Joanna Shaw-Eagle, Powerful Christ images overwhelm in pairs (Washington Times, November 25)

Menachem Weckler, Donor Saints (DCist, November 28)

Holland Carter, Divine and Devotee Meet Across Hinges (New York Times, December 15)
Rather than large-scale altarpieces, these small-format diptychs were used for private devotion, often by clerics and religious, whose likenesses sometimes appear in the right-hand panel, as if they are directly experiencing the presence of the saintly figures portrayed across from them. However, as a result of the Devotio Moderna movement in the Netherlands, lay people also had devotional diptychs made, private commissions that were both portraits and religious art.

Of the latter there are several striking examples, including the Virgin and Child diptych Rogier van der Weyden made for Philippe de Croÿ. (These panels are happily reunited for this exhibit: normally the left panel resides in the Huntington Library and the right in the Koninklijk Museum voor Schone Kunsten in Antwerp.) Although the artists did everything they could to connect the two panels -- to make clear that portrait and icon were set in the same location -- the gaze of the portrait subject often does not rest on the object of devotion but peers out beyond it. Philippe de Croÿ, a young Burgundian courtier, seems to stare glassily right through the Virgin and Child.

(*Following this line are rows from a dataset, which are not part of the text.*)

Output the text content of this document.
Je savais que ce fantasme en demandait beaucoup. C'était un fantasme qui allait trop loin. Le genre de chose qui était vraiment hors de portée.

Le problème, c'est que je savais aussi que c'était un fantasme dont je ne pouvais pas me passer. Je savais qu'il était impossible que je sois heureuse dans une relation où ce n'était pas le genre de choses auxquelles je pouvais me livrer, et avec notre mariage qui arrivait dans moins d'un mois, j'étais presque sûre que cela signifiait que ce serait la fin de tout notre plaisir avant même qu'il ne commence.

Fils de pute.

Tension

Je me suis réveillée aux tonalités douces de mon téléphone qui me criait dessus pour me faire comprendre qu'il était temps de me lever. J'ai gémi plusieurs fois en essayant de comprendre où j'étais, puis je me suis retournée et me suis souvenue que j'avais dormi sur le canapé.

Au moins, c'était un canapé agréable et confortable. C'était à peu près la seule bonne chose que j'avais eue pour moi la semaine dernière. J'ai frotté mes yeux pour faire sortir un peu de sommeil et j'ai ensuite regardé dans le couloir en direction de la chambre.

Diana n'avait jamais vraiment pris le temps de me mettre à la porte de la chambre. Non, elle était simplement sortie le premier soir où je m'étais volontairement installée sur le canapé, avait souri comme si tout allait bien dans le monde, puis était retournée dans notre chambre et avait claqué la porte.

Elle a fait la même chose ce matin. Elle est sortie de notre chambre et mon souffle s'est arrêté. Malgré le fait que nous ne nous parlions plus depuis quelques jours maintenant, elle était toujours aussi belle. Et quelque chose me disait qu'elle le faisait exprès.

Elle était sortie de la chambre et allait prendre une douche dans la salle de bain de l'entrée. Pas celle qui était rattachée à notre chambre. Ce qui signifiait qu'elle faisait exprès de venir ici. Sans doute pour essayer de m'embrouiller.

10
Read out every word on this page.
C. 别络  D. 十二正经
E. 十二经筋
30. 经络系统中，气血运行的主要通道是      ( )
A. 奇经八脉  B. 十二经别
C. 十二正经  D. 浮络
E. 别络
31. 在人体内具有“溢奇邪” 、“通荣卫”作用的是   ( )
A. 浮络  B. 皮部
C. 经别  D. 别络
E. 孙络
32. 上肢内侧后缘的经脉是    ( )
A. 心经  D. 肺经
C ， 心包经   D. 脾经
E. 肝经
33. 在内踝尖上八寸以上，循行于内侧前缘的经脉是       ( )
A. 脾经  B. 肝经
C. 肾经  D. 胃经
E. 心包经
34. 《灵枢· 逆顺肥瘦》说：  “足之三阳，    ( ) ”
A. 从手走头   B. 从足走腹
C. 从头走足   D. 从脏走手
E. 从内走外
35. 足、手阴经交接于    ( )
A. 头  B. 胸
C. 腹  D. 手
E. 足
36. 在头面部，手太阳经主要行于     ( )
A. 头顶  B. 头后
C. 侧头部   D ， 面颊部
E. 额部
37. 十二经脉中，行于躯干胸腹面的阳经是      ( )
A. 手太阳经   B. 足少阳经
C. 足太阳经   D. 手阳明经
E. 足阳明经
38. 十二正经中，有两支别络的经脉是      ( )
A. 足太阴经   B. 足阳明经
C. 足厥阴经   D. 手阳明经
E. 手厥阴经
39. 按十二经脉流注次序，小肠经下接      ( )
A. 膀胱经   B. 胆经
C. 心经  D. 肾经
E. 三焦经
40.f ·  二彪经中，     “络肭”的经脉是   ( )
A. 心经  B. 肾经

Jan Provoost, Skull in a Niche, recto of 54-Year-Old Franciscan, 1522, Sint-Janshospitaal, Bruges
Jan Provoost, Skull in a Niche, recto of 54-Year-Old Franciscan, 1522, Sint-Janshospitaal, Bruges
That ironic juxtaposition of closeness and distance is even more pronounced in the best piece in the exhibit, Hans Memling's Virgin and Child with Maarten van Nieuwenhove. Memling's portrait of Maarten is one of the most attractive and vivid in the period: its vitality leaps out of the panel when you see it in person. (I saw it, purely by chance, several years ago on a trip to Bruges, where it is kept in a small museum in the Sint-Janshospitaal.) By comparison, other portraits in the exhibit, while fine, sometimes seem stiff and unflattering.

Equally appreciated in this exhibit is the opportunity to walk around most of the pieces, to observe both front and back. On the back of Jan Provoost's Christ Carrying the Cross panel is an unsolved rebus around a frightening memento mori skull in a niche. (Of course, I had to spend some time trying to figure out what the puzzle means, but I'm not there yet. Try it out yourself above.) In the later rooms, we see the diptych being transformed into a more traditional family portrait, without the devotional part. The most interesting work in that section of the exhibit is the Quentin Massys diptych, which combines a portrait of Desiderius Erasmus with that of his friend Peter Gillis. It turns out that these panels were made as a gift to bestow on a fellow humanist visiting the Netherlands from England, one Thomas More. Once again, this pair now lives separately, one at the Palazzo Barberini in Rome and the other in Antwerp.

Prayers and Portraits: Unfolding the Netherlandish Diptych, at the National Gallery of Art, will be open to the public through February 4, 2007.